PUT /home-depot-product-catalog-vector
POST home-depot-product-catalog-vector/_mapping
{
"properties": {
"title-vector": {
"type": "dense_vector",
"dims": 768,
"index": true,
"similarity": "dot_product"
}
}
}
- Re-index the product dataset through the same ingest pipeline previously created for the web-crawler. The new index will now have vectors embedded in documents in the title-vector field.
POST _reindex
{
"source": {
"index": "home-depot-product-catalog"
},
"dest": {
"index": "home-depot-product-catalog-vector",
"pipeline": "ml-inference-title-vector"
}
}
-
Leverage the BigQuery to Elasticsearch Dataflow's native integration to move a sample e-commerce dataset into Elastic. Take a look ad tables available in this dataset withih BigQuery explorer UI. Copy the ID of the "Order_items" table and create a new Dataflow job to move data from this BQ table to an index named "bigquery-thelook-order-items". You need to create an API key on the Elastic cluster and pass it along with Elastic cluster's cloud_id, user and pass to the job config. This new index will be used for retrieving user orders.
-
Set up the environment variables cloud_id (the elastic CloudID - find it on the Elastic admin console), cloud_pass and cloud_user (Elastic deployments's user details) and gcp_project_id (the GCP project you're working in). This variables are used inside of the app code to reference the correct systems to communicate with (Elastic cluster and VertexAI API in your GCP project)

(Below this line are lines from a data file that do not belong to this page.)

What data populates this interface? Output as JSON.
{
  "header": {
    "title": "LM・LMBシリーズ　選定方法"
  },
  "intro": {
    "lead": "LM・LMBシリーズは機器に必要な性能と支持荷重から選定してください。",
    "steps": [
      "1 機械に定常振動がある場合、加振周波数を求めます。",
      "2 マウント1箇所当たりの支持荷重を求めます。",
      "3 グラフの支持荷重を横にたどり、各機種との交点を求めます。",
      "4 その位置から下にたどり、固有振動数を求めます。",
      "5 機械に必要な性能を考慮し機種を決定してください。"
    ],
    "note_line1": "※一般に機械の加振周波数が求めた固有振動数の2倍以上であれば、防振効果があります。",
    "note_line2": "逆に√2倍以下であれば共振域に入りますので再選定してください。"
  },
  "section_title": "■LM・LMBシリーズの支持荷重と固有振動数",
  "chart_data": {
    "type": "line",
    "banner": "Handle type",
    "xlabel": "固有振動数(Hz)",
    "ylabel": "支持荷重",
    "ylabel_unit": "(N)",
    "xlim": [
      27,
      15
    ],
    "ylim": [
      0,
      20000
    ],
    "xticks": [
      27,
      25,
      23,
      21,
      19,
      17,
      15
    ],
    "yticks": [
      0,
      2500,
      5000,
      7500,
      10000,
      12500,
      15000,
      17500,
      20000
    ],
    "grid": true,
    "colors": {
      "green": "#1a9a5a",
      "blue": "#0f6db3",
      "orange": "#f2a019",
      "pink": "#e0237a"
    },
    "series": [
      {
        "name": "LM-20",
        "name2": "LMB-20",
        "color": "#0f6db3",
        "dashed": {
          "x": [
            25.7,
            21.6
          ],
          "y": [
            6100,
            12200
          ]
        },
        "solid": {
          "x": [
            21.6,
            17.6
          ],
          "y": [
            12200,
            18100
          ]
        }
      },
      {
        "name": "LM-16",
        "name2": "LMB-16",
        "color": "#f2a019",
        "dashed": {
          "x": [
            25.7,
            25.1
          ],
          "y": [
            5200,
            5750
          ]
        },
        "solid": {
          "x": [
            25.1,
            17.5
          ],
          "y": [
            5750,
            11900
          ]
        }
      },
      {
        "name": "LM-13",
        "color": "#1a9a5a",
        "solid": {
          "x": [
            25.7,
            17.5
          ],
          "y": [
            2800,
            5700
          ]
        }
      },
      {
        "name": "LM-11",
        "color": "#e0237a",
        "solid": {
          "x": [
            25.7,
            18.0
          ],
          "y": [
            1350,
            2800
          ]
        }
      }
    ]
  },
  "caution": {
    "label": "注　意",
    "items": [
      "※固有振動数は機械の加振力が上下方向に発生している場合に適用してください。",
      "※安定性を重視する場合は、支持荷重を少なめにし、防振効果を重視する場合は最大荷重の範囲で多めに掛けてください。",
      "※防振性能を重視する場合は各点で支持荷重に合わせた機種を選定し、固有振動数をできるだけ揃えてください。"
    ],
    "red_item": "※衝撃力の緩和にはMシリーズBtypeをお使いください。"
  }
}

export cloud_id='<replaceHereYourElasticCloudID>'
export cloud_user='elastic'
export cloud_pass='<replaceHereYourElasticDeploymentPassword>'
export gcp_project_id='<replaceHereTheGCPProjectID>'
-
Fine-tune text-bison@001 via VertexAI fine-tuning feature, using the fine-tuning/fine_tuning_dataset.jsonl file. This will instruct the model in advertizing partner network when specific questions are asked. For more information about fine-tuning look at these docs
-
Run streamlit app
streamlit run homecraft_home.py
---USE THE HOME PAGE FOR BASE DEMO---
Try queries like:
-
"List the 3 top paint primers in the product catalog, specify also the sales price for each product and product key features. Then explain in bullet points how to use a paint primer". You can also try asking for related urls and availability --> leveraging private product catalog + public knowledge
-
"could you please list the available stores in UK" --> --> it will likely use (crawled docs)
-
"Which are the ways to contact customer support in the UK? What is the webpage url for customer support?" --> it will likely use crawled docs
-
Please provide the social media accounts info from the company --> it will likely use crawled docs
-
Please provide the full address of the Manchester store in UK --> it will likely use crawled docs
-
are you offering a free parcel delivery? --> it will likely use crawled docs
-
Could you please list my past orders? Please specify price for each product --> it will search into BigQuery order dataset
-
List all the items I have bought in my order history in bullet points
---FOR A DEMO OF FINE-TUNED MODEL USE "HOMECRAFT FINETUNED" WEBPAGE---
Try "Anyone available at Homecraft to assist with painting my house?". Asking this question in the fine-tuned page should suggest to go with Homecraft's network of professionals
Asking the same to the base model will likely provide a generic or "unable to help" answer.